14 yaşındaki Ş.N.B. Tekirdağ Çerkezköy’de annesiyle birlikte huzurlu bir yaşam sürüyordu. Ortaokuldan başarıyla mezun olan ve annesi tarafından liseyi okumak üzere Amerika’ya gönderilecek olan Ş.N.B., 6 Mayıs 2013’te 30 yaşındaki Yakup Bağraç isimli trafik polisiyle tanışınca hayatı ve hayalleri altüst oldu.
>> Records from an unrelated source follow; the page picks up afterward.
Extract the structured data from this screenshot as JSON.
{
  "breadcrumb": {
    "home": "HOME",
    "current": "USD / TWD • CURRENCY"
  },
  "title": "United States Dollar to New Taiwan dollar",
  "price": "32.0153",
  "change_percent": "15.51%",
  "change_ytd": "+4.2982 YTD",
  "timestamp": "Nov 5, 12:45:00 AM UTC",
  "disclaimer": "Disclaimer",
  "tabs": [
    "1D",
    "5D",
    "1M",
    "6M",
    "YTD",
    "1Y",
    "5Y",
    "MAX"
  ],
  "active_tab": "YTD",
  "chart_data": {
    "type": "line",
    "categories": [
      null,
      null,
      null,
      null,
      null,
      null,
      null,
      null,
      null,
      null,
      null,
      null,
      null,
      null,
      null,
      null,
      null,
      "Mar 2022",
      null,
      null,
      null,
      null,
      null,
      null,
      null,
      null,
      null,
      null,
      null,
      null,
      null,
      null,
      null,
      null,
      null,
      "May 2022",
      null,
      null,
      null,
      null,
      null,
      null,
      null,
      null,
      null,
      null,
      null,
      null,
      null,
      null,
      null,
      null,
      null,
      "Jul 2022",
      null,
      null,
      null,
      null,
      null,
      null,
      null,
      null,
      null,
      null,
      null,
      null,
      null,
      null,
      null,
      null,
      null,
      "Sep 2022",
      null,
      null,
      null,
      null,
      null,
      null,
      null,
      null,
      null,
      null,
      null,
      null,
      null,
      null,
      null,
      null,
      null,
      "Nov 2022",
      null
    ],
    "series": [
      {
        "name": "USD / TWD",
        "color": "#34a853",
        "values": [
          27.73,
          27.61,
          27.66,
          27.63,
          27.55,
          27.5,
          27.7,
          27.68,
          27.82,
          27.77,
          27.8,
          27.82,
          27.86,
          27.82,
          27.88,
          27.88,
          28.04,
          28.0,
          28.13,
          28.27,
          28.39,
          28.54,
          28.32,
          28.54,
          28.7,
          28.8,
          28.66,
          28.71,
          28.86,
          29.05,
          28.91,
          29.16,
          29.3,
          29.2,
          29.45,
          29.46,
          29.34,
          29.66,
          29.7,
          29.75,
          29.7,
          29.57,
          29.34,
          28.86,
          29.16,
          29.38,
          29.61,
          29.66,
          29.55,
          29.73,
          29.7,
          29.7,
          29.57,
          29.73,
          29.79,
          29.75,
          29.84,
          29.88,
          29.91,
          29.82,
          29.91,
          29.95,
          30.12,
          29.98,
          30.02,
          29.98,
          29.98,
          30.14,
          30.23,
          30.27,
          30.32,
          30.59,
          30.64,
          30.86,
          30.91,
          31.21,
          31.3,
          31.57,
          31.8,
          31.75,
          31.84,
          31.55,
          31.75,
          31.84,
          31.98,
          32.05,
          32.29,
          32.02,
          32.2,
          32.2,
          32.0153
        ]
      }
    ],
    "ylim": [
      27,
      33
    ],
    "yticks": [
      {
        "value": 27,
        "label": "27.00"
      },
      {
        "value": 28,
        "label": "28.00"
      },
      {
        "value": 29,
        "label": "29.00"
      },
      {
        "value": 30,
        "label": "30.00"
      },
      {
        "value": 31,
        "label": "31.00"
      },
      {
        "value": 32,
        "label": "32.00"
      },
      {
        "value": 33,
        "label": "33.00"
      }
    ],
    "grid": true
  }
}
Kapaklı İlçe Emniyet Müdürlüğü’nde trafik polisi olarak çalışan Yakup Bağraç ile bir kafede tanışan 14 yaşındaki Ş.N.B., annesinin itirazına rağmen Bağraç’ın ‘sevgilim ol’ teklifini kabul etti. Ş.N.B, “2013 Temmuz ayı başında Yakup’un tayini Hakkari Yüksekova’ya çıktı. Telefon ve mesajlaşmaya devam ettik. Bir müddet sonra beni sevdiğini ve benimle evlenmek istediğini söyledi. Gözlerim o kadar kör olmuştu ki ben de bu teklifini kabul ettim. Anneme konuyu açtığımda çok sinirlendi. 15 Ağustos’ta yurtdışına okumaya gideceğimi, yaşımın çok küçük olduğunu, kesinlikle evlenmeme izin vermeyeceğini söyledi ve benden numarasını istedi. Annem Yakup’u arayarak yaşımı hatırlattı ve onu azarladı. Ancak Yakup ısrarından vazgeçmedi” dedi.
Amir göz yumdu
Ş.N.B., bir süre sonra Yakup Bağraç’ın çağrısı üzerine annesi, Tekirdağ Saray Emniyet Müdürlüğü’nde komiser olan Halis Sarıyıldız’ın oğlu Emre Sarıyıldız ve annesi olarak tanıştırdığı ancak daha sonra teyzesi olduğunu öğrendiği Bedinur Bağraç ile Yüksekova’ya gider. Burada TOKİ lojmanlarında oturan Yakup Bağraç’ın amiri Suat Doğan’ın evine götürüldüklerini belirten Ş.N.B., “Annem amiri ile özel olarak görüşerek Yakup’u bu işten vazgeçirmesini, benim Yakup’la evlenmeme razı olmadığını söyledi. Amir ise bir şey yapamayacağını, elinden bir şey gelmediğini söyledi. Annem ısrarla bu işe razı olmadığını dile getirerek amir Suat Doğan’dan Yakup hakkında idari soruşturma yapmasını isteyince, Doğan elinde çok sayıda soruşturma bulunduğunu belirterek bu talebi reddetti” diye konuştu.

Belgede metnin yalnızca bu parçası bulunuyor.